I want to hear more talks on this. When is your next talk... pycon 2014? It would be hilarious if the pypy group were able to create naive concurrency in python, no one would have seen that coming! Many would have thought, "surely Haskell", or some other immutable, static language would get us there first. But no, it might just be that pypy allows any language that targets it to be concurrent, kiss style...amazing! Anyway, enough gushing, time for a random question. Mainstream vms like the JVM have added ways of speeding up dynamic languages, what advantages does pypy have over these traditional vms(other than the concurrency one that might come to fruition)? I think this would be a good question to answer at the next talk for pypy.

Armin Rigo said...

As it turns out there will be no PyPy talk at PyCon 2014.

The JVM runs Jython at a speed that is around that of CPython. PyPy runs substantially faster than this. One difference is that PyPy contains a small number of annotations targeted specifically towards RPython's JIT generator, whereas the JVM has no support for this.

Armin Rigo said...

Update containing the most obvious fixes: http://cobra.cs.uni-duesseldorf.de/~buildmaster/misc/pypy-c-r70103-70091-stm.tbz2 (Ubuntu 12.04 Linux 64-bit)

Unknown said...

Oh, I do not want to know personally about the superiority of pypy vs the jvm. I was just suggesting a talking point; basically, show others that pypy is a better alternative(for dynamic languages, possibly all languages with naive concurrency working!) then llvm, jvm, etc... I do have a question though, would you suppose that performance of pypy-stm would be better than that of something like the approach clojure has? I have heard that immutable data structures are nice for correctness but that they are bad for performance.

Anonymous said...

So PyPy-STM is Python without GIL? And it's possible to make it only 20% slower than "regular" PyPy?
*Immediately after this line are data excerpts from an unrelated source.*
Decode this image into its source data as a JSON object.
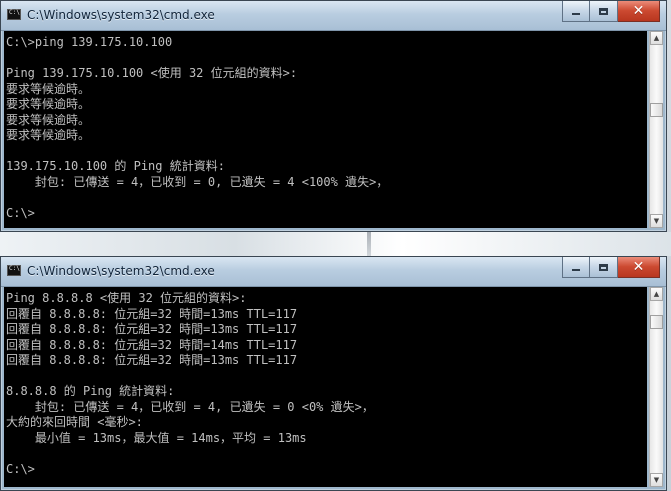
{
  "windows": [
    {
      "title": "C:\\Windows\\system32\\cmd.exe",
      "icons": {
        "app": "cmd-icon",
        "minimize": "minimize-icon",
        "maximize": "maximize-icon",
        "close": "close-icon",
        "scroll_up": "chevron-up-icon",
        "scroll_down": "chevron-down-icon"
      },
      "lines": [
        "C:\\>ping 139.175.10.100",
        "",
        "Ping 139.175.10.100 <使用 32 位元組的資料>:",
        "要求等候逾時。",
        "要求等候逾時。",
        "要求等候逾時。",
        "要求等候逾時。",
        "",
        "139.175.10.100 的 Ping 統計資料:",
        "    封包: 已傳送 = 4，已收到 = 0, 已遺失 = 4 <100% 遺失>，",
        "",
        "C:\\>"
      ]
    },
    {
      "title": "C:\\Windows\\system32\\cmd.exe",
      "icons": {
        "app": "cmd-icon",
        "minimize": "minimize-icon",
        "maximize": "maximize-icon",
        "close": "close-icon",
        "scroll_up": "chevron-up-icon",
        "scroll_down": "chevron-down-icon"
      },
      "lines": [
        "Ping 8.8.8.8 <使用 32 位元組的資料>:",
        "回覆自 8.8.8.8: 位元組=32 時間=13ms TTL=117",
        "回覆自 8.8.8.8: 位元組=32 時間=13ms TTL=117",
        "回覆自 8.8.8.8: 位元組=32 時間=14ms TTL=117",
        "回覆自 8.8.8.8: 位元組=32 時間=13ms TTL=117",
        "",
        "8.8.8.8 的 Ping 統計資料:",
        "    封包: 已傳送 = 4，已收到 = 4, 已遺失 = 0 <0% 遺失>，",
        "大約的來回時間 <毫秒>:",
        "    最小值 = 13ms，最大值 = 14ms，平均 = 13ms",
        "",
        "C:\\>"
      ]
    }
  ]
}
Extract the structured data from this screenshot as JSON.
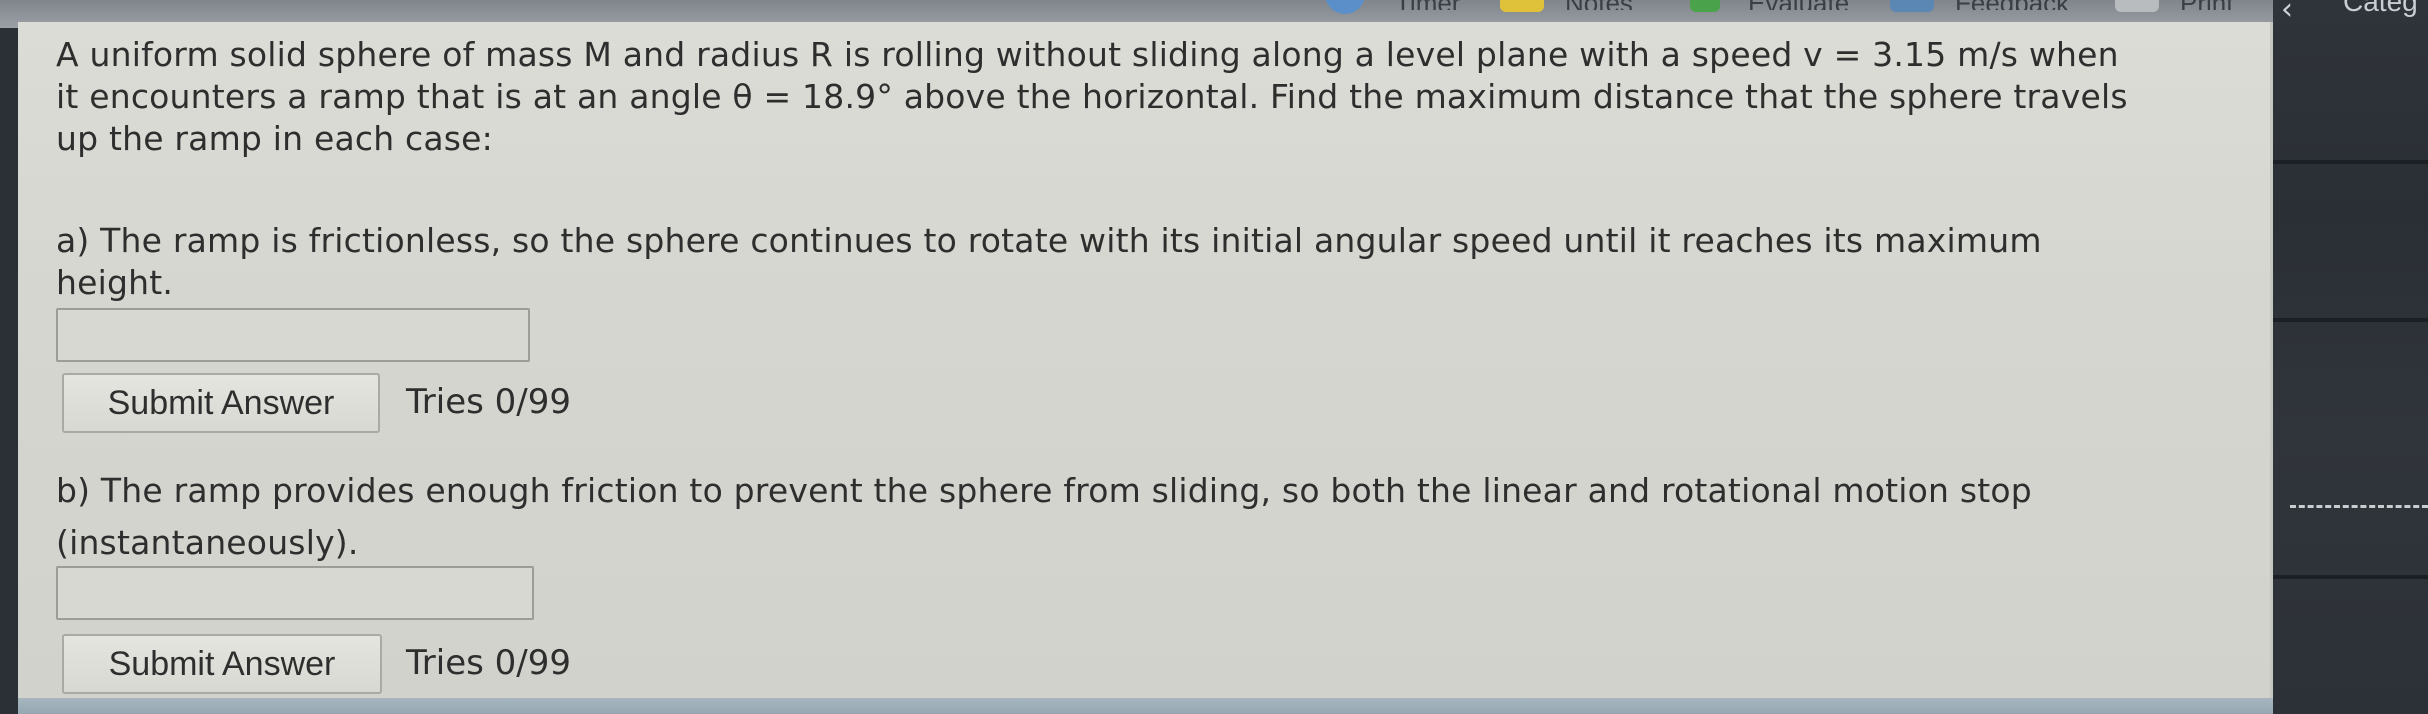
{
  "toolbar": {
    "items": [
      "Timer",
      "Notes",
      "Evaluate",
      "Feedback",
      "Print"
    ],
    "right_label": "Categ"
  },
  "problem": {
    "intro_line1": "A uniform solid sphere of mass M and radius R is rolling without sliding along a level plane with a speed v = 3.15 m/s when",
    "intro_line2": "it encounters a ramp that is at an angle θ = 18.9° above the horizontal. Find the maximum distance that the sphere travels",
    "intro_line3": "up the ramp in each case:"
  },
  "part_a": {
    "text_line1": "a) The ramp is frictionless, so the sphere continues to rotate with its initial angular speed until it reaches its maximum",
    "text_line2": "height.",
    "answer_value": "",
    "submit_label": "Submit Answer",
    "tries": "Tries 0/99"
  },
  "part_b": {
    "text_line1": "b) The ramp provides enough friction to prevent the sphere from sliding, so both the linear and rotational motion stop",
    "text_line2": "(instantaneously).",
    "answer_value": "",
    "submit_label": "Submit Answer",
    "tries": "Tries 0/99"
  },
  "colors": {
    "panel_bg": "#d8d8d2",
    "text": "#2e2e2e",
    "dark_side": "#2b3036"
  }
}
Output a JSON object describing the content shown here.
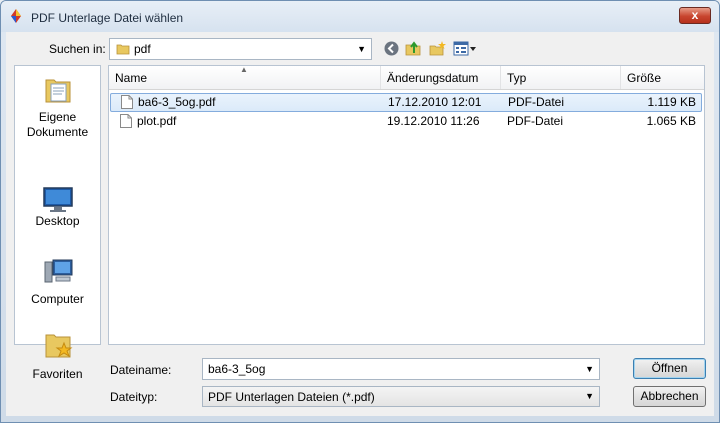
{
  "window": {
    "title": "PDF Unterlage Datei wählen"
  },
  "lookin": {
    "label": "Suchen in:",
    "value": "pdf"
  },
  "places": [
    {
      "label": "Eigene Dokumente",
      "icon": "documents-folder-icon"
    },
    {
      "label": "Desktop",
      "icon": "desktop-icon"
    },
    {
      "label": "Computer",
      "icon": "computer-icon"
    },
    {
      "label": "Favoriten",
      "icon": "favorites-folder-icon"
    }
  ],
  "list": {
    "columns": [
      "Name",
      "Änderungsdatum",
      "Typ",
      "Größe"
    ],
    "rows": [
      {
        "name": "ba6-3_5og.pdf",
        "date": "17.12.2010 12:01",
        "type": "PDF-Datei",
        "size": "1.119 KB",
        "selected": true
      },
      {
        "name": "plot.pdf",
        "date": "19.12.2010 11:26",
        "type": "PDF-Datei",
        "size": "1.065 KB",
        "selected": false
      }
    ]
  },
  "filename": {
    "label": "Dateiname:",
    "value": "ba6-3_5og"
  },
  "filetype": {
    "label": "Dateityp:",
    "value": "PDF Unterlagen Dateien (*.pdf)"
  },
  "buttons": {
    "open": "Öffnen",
    "cancel": "Abbrechen",
    "close": "x"
  },
  "colors": {
    "selection": "#dbeaf9",
    "close_button": "#c8452f",
    "folder": "#e8c860"
  }
}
That would be quite an achievement.

Could you publish a build of PyPy-STM for Debian Stable?

Armin Rigo said...

The PyPy-STM we have so far doesn't include any JIT. If you want to try it out anyway on other Linux platforms than Ubuntu, you need to translate it yourself, or possibly hack around with symlinks and LD_LIBRARY_PATH.

Anonymous said...

> The PyPy-STM we have so far doesn't include any JIT

Yep, that's what blog post said :) But also PyPy-STM doesn't include GIL, does it?

Armin Rigo said...

Indeed, which is the point :-) You're welcome to try it out, but I'm just saying that I don't want to go to great lengths to provide precompiled binaries that work on Linux XYZ when I could basically release an updated version every couple of days... It's still experimental and in-progress. Early versions are limited to two cores; later versions to 4 cores. We still have to determine the optimal number for this limit; maybe around 8? (higher numbers imply a bit of extra overheads) It's an example of in-progress work. Another example is that so far you don't get feedback from cross-transaction conflicts; you used to in previous versions, but we didn't port it yet.